The June 19 sermon applied such general statements to a specific instance, that of John Alden, who, though unnamed, was clearly the topic of Willard’s discourse (which also probably addressed the complaints against Mistress Margaret Thacher, the widow of his predecessor). The clergyman exclaimed about how Satan defamed good folk as a part of his campaign against God’s people.
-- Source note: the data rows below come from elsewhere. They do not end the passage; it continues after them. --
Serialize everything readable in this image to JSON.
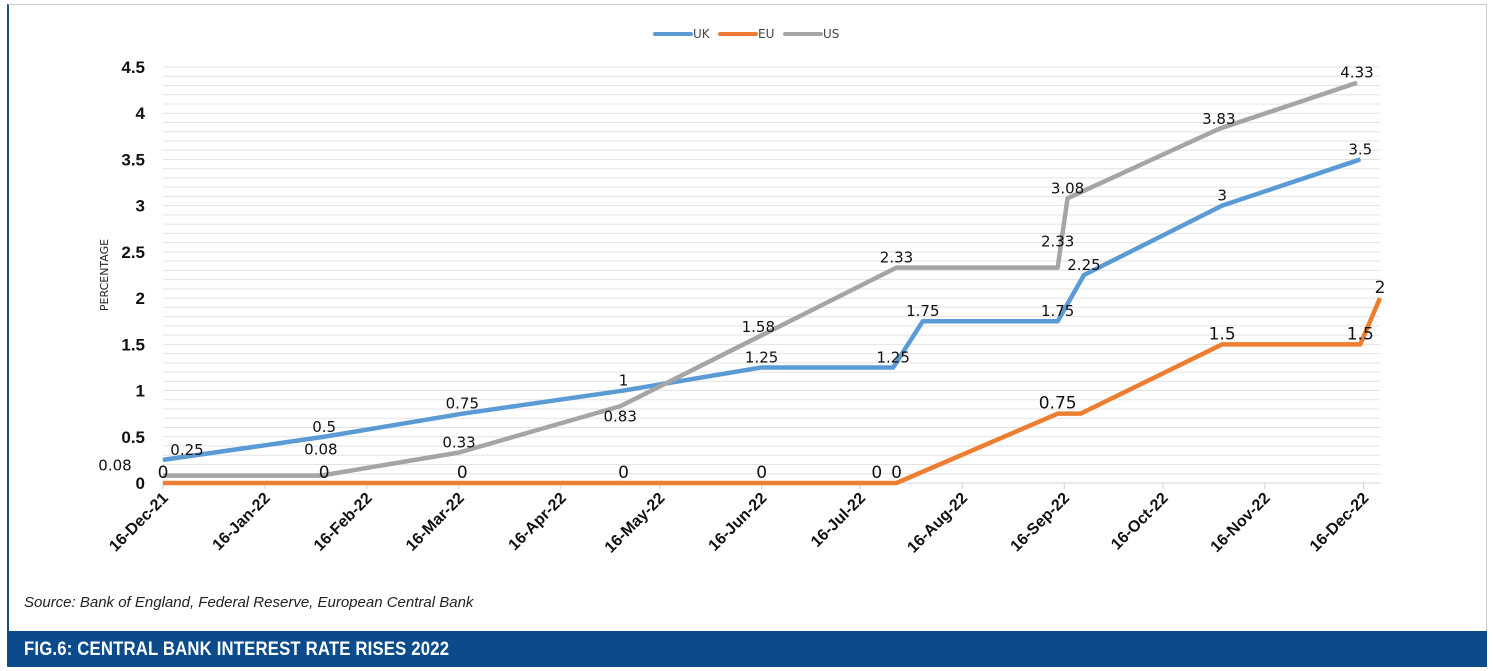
{
  "chart_data": {
    "type": "line",
    "title": "FIG.6: CENTRAL BANK INTEREST RATE RISES 2022",
    "source": "Source: Bank of England, Federal Reserve, European Central Bank",
    "xlabel": "",
    "ylabel": "PERCENTAGE",
    "ylim": [
      0,
      4.5
    ],
    "yticks": [
      "0",
      "0.5",
      "1",
      "1.5",
      "2",
      "2.5",
      "3",
      "3.5",
      "4",
      "4.5"
    ],
    "xrange": [
      "2021-12-16",
      "2022-12-21"
    ],
    "xticks": [
      "16-Dec-21",
      "16-Jan-22",
      "16-Feb-22",
      "16-Mar-22",
      "16-Apr-22",
      "16-May-22",
      "16-Jun-22",
      "16-Jul-22",
      "16-Aug-22",
      "16-Sep-22",
      "16-Oct-22",
      "16-Nov-22",
      "16-Dec-22"
    ],
    "xtick_dates": [
      "2021-12-16",
      "2022-01-16",
      "2022-02-16",
      "2022-03-16",
      "2022-04-16",
      "2022-05-16",
      "2022-06-16",
      "2022-07-16",
      "2022-08-16",
      "2022-09-16",
      "2022-10-16",
      "2022-11-16",
      "2022-12-16"
    ],
    "grid": true,
    "legend": "top-center",
    "series": [
      {
        "name": "UK",
        "color": "#5b9bd5",
        "x": [
          "2021-12-16",
          "2022-02-03",
          "2022-03-17",
          "2022-05-05",
          "2022-06-16",
          "2022-07-26",
          "2022-08-04",
          "2022-09-14",
          "2022-09-22",
          "2022-11-03",
          "2022-12-15"
        ],
        "values": [
          0.25,
          0.5,
          0.75,
          1,
          1.25,
          1.25,
          1.75,
          1.75,
          2.25,
          3,
          3.5
        ],
        "labels": [
          "0.25",
          "0.5",
          "0.75",
          "1",
          "1.25",
          "1.25",
          "1.75",
          "1.75",
          "2.25",
          "3",
          "3.5"
        ]
      },
      {
        "name": "EU",
        "color": "#ed7d31",
        "x": [
          "2021-12-16",
          "2022-02-03",
          "2022-03-17",
          "2022-05-05",
          "2022-06-16",
          "2022-07-21",
          "2022-07-27",
          "2022-09-14",
          "2022-09-21",
          "2022-11-03",
          "2022-12-15",
          "2022-12-21"
        ],
        "values": [
          0,
          0,
          0,
          0,
          0,
          0,
          0,
          0.75,
          0.75,
          1.5,
          1.5,
          2
        ],
        "labels": [
          "0",
          "0",
          "0",
          "0",
          "0",
          "0",
          "0",
          "0.75",
          "",
          "1.5",
          "1.5",
          "2"
        ]
      },
      {
        "name": "US",
        "color": "#a5a5a5",
        "x": [
          "2021-12-16",
          "2022-02-02",
          "2022-03-16",
          "2022-05-04",
          "2022-06-15",
          "2022-07-27",
          "2022-09-14",
          "2022-09-17",
          "2022-11-02",
          "2022-12-14"
        ],
        "values": [
          0.08,
          0.08,
          0.33,
          0.83,
          1.58,
          2.33,
          2.33,
          3.08,
          3.83,
          4.33
        ],
        "labels": [
          "0.08",
          "0.08",
          "0.33",
          "0.83",
          "1.58",
          "2.33",
          "2.33",
          "3.08",
          "3.83",
          "4.33"
        ]
      }
    ]
  }
}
Inveighing against the “raising of scandelus reports,” he asserted that “thos that cary up & downe such reports are the devills brokers.” And then he broached the crucial question: “wether the devill cane represent the person of a good man doing a bad action.” Responding unambiguously to his own inquiry and directly challenging the position adopted by Justice Stoughton, Willard asserted that “the devil may reprisent an inosent, nay a godly person, doing a bad ackt.” Terming such an event an “extraordinary dispensation of providence,” he told his congregation that “it calls us to selfe examination, selfe abasing,” especially those “nextly concerned.” The Bible made it clear that “the devill cane do this upon divine permission & will do it with out he be prevented by god.” Satan could accordingly take on “the Image of any man in the world,” Willard insisted, without “the consent of the party in thus reprisenting it.” The devil, moreover, did not need to employ witches to attack his victims. No one thinking “rationally,” he contended, could reject the conclusion that Satan “cane perswade the person aflicted that it is done by the person thus reprisented.” Willard closed his sermon by reassuring the congregation that God was “just & ritious still,” despite such “darke” and “unacountable” occurrences, and he urged his listeners “not to be daunted” by the devil’s recent assaults.